Described as a racist, a con and a danger to the country, Mr Trump was subject to the same treatment Mrs Clinton had received at the Republican National Convention last week.
Accepting the party's nomination for vice-president before launching into his attack, Mr Kaine argued that the New York billionaire had made many promises to American voters, but had not detailed plans on how he would achieve them.
"Most people when they run for president, they don't just say 'believe me', they respect you enough to tell you how they will get things done," he said, mocking Mr Trump by doing an impersonation.
He compared this to Mrs Clinton, who has outlined all her plans on her website, including how she would invest in new jobs, build on Wall Street reform and make it possible to graduate from college debt-free.

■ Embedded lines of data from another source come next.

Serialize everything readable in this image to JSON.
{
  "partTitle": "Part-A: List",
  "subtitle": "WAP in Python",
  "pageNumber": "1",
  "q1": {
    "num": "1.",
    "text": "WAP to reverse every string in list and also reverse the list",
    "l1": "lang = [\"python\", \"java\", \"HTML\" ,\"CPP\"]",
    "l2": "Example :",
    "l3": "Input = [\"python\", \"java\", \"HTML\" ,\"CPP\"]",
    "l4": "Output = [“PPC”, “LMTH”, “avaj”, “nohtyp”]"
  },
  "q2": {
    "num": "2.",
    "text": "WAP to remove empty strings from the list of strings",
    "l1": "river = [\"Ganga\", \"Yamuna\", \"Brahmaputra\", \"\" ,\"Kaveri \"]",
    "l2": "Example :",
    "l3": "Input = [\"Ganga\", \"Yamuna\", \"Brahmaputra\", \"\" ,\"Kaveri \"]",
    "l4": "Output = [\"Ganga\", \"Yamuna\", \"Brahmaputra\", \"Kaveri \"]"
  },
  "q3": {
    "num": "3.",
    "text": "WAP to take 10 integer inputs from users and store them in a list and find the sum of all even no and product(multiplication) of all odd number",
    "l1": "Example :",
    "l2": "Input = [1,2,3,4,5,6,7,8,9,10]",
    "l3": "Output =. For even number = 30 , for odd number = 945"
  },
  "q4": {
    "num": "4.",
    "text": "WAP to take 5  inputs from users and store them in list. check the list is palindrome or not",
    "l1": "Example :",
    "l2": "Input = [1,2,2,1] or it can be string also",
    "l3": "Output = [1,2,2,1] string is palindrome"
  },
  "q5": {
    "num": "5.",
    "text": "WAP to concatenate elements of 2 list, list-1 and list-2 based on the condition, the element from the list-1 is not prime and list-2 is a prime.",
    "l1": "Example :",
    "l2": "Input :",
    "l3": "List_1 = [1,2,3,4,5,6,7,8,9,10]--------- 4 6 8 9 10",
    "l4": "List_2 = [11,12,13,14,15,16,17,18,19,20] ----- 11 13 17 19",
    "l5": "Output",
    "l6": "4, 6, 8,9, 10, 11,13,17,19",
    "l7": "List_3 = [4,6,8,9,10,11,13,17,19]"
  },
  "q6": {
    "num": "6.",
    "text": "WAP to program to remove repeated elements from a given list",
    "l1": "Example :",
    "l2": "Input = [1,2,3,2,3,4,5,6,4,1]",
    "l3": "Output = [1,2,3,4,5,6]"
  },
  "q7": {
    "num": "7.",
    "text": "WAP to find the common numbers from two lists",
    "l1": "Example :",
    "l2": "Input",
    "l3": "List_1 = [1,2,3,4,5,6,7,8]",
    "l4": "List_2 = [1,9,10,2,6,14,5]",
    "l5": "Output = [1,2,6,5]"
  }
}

"Hillary has a passion for kids and families. Donald Trump has a passion too, it's himself," he said.
RECORD OF BANKRUPTCIES
Trump says he wants to run the nation like he's running his business? God help us. I'm a New Yorker, and I know a con when I see one.
FORMER NEW YORK MAYOR MICHAEL BLOOMBERG
Earlier in the night, Mr Biden reached out to the American middle class and questioned how a man who claims to care about them could derive pleasure from saying the words "you're fired".

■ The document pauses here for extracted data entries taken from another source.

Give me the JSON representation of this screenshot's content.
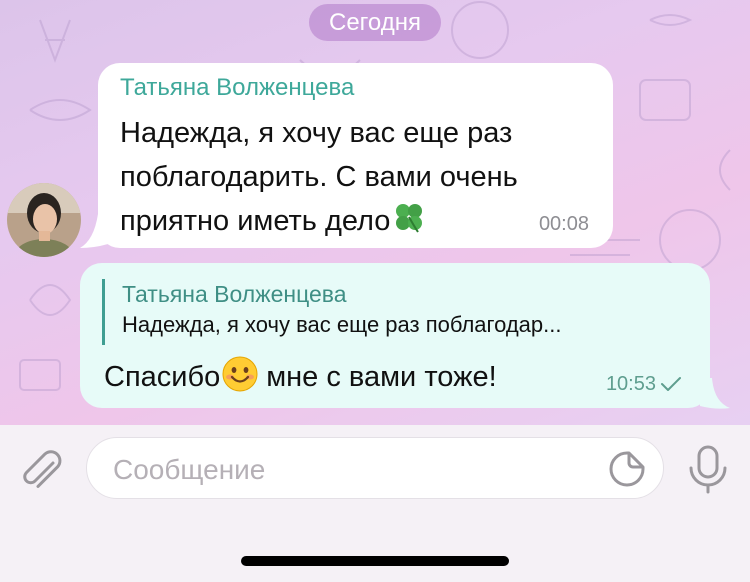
{
  "date_separator": "Сегодня",
  "messages": [
    {
      "direction": "incoming",
      "sender": "Татьяна Волженцева",
      "text": "Надежда, я хочу вас еще раз поблагодарить. С вами очень приятно иметь дело",
      "emoji": "four-leaf-clover",
      "time": "00:08",
      "colors": {
        "bubble": "#ffffff",
        "sender": "#3ea89a"
      }
    },
    {
      "direction": "outgoing",
      "reply_to": {
        "sender": "Татьяна Волженцева",
        "text": "Надежда, я хочу вас еще раз поблагодар..."
      },
      "text_before_emoji": "Спасибо",
      "emoji": "smiling-face",
      "text_after_emoji": "мне с вами тоже!",
      "time": "10:53",
      "status": "sent-check",
      "colors": {
        "bubble": "#e7fbf8",
        "accent": "#3f9e92"
      }
    }
  ],
  "composer": {
    "placeholder": "Сообщение",
    "value": "",
    "attach_icon": "paperclip-icon",
    "sticker_icon": "sticker-icon",
    "mic_icon": "microphone-icon"
  },
  "theme": {
    "background": "#e6c9ef",
    "bar": "#f5f1f6"
  }
}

"He's trying to tell us he cares about the middle class. Give me a break, that's a bunch of malarkey," said Mr Biden as the crowd cheered in agreement.
Hushing the crowd to make a point on national security, Mr Biden said: "No major party nominee in the history of this nation has ever known less or has been less prepared to deal with our national security."

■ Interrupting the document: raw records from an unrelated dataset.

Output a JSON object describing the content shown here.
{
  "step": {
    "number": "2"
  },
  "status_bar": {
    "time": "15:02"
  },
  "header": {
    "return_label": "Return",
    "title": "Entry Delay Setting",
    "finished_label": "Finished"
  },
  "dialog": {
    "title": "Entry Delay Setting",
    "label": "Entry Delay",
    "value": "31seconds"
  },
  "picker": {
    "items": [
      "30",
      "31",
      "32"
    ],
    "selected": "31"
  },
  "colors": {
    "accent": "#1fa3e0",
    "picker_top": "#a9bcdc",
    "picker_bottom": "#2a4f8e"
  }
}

Calling Mr Trump a man who "confuses bluster with strength", Mr Biden said that Mr Trump "with all his rhetoric, would literally make us less safe".
Perhaps the most effective attack of the night, however, came from a man from Mr Trump's world of business - former New York mayor Michael Bloomberg.
"Through his career, Trump has left behind a well-documented record of bankruptcies, and thousands of lawsuits, and angry stock holders and contractors who feel cheated, and disillusioned customers who feel they've been ripped off. Trump says he wants to run the nation like he's run his business? God help us," he said.
"I'm a New Yorker, and I know a con when I see one!" he added.
As someone who had been a Democrat and a Republican before becoming an independent, Mr Bloomberg also made a convincing plea to fellow independents, telling them to choose the next president not out of party loyalty but out of "love of country".
"This election is not a choice between a Democrat and a Republican. It's a choice about who is better to lead our country right now," said Mr Bloomberg.
"There is no doubt in my mind that Hillary Clinton is the right choice this November," he added.